Martin was one of several speakers who registered their continuing opposition to the district’s plan to consolidate elementary students onto the Sloan campus, across from the Murrysville municipal building. The $54 million plan includes renovating Sloan to house kindergarten through second grade, and building a new elementary school for grades 3-5.
“We have asked on multiple occasions to get an idea of the other costs and what the millage would be for those,” said resident Russ Phillips. “To date, we have received nothing.”
Linda Schmida of Delmont, a former district student, teacher and parent, said she was concerned about costs not specifically included in the elementary campus plan.
“When all of the other things are added — the demolition of the other buildings, the addition of parking — will the school board have to begin whittling away at programs to continue ‘paying the mortgage’?” she asked.

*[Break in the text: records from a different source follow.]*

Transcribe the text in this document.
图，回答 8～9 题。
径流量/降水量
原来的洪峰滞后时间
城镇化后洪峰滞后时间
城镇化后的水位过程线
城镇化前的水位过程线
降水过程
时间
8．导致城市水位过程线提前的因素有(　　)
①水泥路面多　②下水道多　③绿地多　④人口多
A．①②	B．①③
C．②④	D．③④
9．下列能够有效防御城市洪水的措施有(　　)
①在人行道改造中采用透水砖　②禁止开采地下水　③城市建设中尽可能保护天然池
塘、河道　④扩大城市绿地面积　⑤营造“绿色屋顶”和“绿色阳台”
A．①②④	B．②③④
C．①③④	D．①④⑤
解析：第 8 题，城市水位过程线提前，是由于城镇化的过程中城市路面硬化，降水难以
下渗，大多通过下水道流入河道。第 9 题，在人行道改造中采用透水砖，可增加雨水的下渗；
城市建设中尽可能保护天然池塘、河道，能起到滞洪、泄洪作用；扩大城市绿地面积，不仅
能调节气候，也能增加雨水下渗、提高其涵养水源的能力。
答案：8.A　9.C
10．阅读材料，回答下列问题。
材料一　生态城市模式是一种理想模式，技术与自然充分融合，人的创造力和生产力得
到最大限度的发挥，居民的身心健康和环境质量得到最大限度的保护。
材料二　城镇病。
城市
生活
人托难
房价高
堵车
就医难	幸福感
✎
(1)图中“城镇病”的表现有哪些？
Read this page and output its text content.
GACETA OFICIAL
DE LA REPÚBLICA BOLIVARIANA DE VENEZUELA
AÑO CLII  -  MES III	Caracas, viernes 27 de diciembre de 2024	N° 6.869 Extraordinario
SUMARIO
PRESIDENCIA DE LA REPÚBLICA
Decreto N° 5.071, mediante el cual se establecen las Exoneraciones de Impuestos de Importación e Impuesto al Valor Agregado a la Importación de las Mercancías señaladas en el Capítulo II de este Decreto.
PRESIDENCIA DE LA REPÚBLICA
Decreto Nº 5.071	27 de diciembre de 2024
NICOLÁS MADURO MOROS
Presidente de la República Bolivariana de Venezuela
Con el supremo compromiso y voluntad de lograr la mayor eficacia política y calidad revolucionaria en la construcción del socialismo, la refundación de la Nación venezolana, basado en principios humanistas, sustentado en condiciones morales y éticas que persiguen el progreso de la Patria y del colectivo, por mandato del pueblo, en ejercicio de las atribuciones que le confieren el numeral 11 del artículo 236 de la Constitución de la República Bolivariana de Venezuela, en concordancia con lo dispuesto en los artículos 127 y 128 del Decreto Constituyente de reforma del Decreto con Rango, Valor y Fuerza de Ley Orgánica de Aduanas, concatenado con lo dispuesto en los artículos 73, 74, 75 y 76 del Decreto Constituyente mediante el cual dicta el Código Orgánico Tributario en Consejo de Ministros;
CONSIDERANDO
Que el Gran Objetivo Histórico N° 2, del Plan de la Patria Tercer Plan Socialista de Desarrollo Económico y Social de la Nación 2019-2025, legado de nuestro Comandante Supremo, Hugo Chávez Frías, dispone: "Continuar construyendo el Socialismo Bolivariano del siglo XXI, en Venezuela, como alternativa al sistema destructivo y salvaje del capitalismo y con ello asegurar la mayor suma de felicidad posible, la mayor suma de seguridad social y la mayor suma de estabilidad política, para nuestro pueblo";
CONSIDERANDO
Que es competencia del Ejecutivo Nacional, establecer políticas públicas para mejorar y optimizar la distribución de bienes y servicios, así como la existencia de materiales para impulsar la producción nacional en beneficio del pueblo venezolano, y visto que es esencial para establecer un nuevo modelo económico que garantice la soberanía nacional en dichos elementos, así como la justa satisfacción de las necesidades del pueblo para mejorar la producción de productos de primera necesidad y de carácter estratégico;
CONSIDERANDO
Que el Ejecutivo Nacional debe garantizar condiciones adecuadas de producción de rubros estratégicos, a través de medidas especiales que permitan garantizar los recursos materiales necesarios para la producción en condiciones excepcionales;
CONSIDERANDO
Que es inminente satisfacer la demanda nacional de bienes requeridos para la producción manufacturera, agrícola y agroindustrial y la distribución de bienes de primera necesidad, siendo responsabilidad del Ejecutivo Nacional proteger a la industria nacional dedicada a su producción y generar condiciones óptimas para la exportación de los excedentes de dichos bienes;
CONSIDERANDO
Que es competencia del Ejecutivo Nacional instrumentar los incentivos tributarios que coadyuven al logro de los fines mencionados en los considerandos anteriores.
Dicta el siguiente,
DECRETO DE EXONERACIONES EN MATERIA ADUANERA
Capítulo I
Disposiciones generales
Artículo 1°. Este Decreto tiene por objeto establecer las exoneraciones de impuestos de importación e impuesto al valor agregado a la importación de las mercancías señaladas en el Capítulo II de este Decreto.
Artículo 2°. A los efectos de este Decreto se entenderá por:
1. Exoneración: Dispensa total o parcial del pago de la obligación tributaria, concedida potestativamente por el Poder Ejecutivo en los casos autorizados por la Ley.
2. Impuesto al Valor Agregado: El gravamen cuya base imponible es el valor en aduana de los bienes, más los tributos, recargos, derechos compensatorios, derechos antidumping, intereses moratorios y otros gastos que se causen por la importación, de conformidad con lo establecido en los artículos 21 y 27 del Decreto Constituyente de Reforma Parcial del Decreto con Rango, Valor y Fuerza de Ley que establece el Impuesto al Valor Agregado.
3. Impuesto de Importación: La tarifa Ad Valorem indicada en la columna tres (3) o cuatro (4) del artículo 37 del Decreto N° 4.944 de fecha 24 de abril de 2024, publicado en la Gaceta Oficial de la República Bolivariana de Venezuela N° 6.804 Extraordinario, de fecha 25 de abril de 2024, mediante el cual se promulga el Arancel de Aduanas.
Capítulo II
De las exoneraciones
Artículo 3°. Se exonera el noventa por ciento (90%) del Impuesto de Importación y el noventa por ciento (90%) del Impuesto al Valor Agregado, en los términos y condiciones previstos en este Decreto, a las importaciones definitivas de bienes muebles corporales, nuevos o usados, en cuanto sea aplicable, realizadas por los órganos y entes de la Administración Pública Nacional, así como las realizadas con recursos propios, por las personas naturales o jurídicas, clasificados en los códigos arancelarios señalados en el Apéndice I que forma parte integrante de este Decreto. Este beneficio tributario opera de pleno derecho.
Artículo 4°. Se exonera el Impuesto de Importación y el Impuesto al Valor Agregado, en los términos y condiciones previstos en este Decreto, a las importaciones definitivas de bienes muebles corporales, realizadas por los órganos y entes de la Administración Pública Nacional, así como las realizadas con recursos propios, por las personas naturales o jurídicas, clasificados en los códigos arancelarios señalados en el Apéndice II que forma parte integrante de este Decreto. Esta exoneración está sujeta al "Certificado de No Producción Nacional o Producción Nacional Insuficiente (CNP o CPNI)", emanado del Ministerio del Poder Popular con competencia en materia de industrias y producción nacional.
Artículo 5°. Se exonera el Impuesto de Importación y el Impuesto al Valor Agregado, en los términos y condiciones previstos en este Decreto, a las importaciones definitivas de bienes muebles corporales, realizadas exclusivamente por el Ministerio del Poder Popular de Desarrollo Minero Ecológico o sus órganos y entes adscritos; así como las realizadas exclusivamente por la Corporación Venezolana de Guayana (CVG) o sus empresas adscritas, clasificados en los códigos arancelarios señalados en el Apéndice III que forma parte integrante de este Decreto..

Resident Scott Weinman cited similar issues in other school districts.
“Many local districts are experiencing budget shortfalls,” Weinman said. “Penn Hills is $170 million in debt from new construction. Plum is cutting back to a half-day kindergarten program. What makes FR different from these other districts? Why shouldn’t we expect cuts to other programs? Why shouldn’t we expect the district asking for earlier retirements?”
Valerie Mittereder of Murrysville presented a petition to the school board signed by 1,100 district residents opposed to the Sloan project.
District financial services director Jon Perry has said that, factoring in interest over the years, the total project cost is closer to $100 million.
School board officials have pledged to answer all of the questions raised at its March 12 public forum as well as recent school board meetings, and to publish those answers on the district’s website .
“You owe this to the community, and at minimum, to the students and teachers who attend these schools,” Weinman said.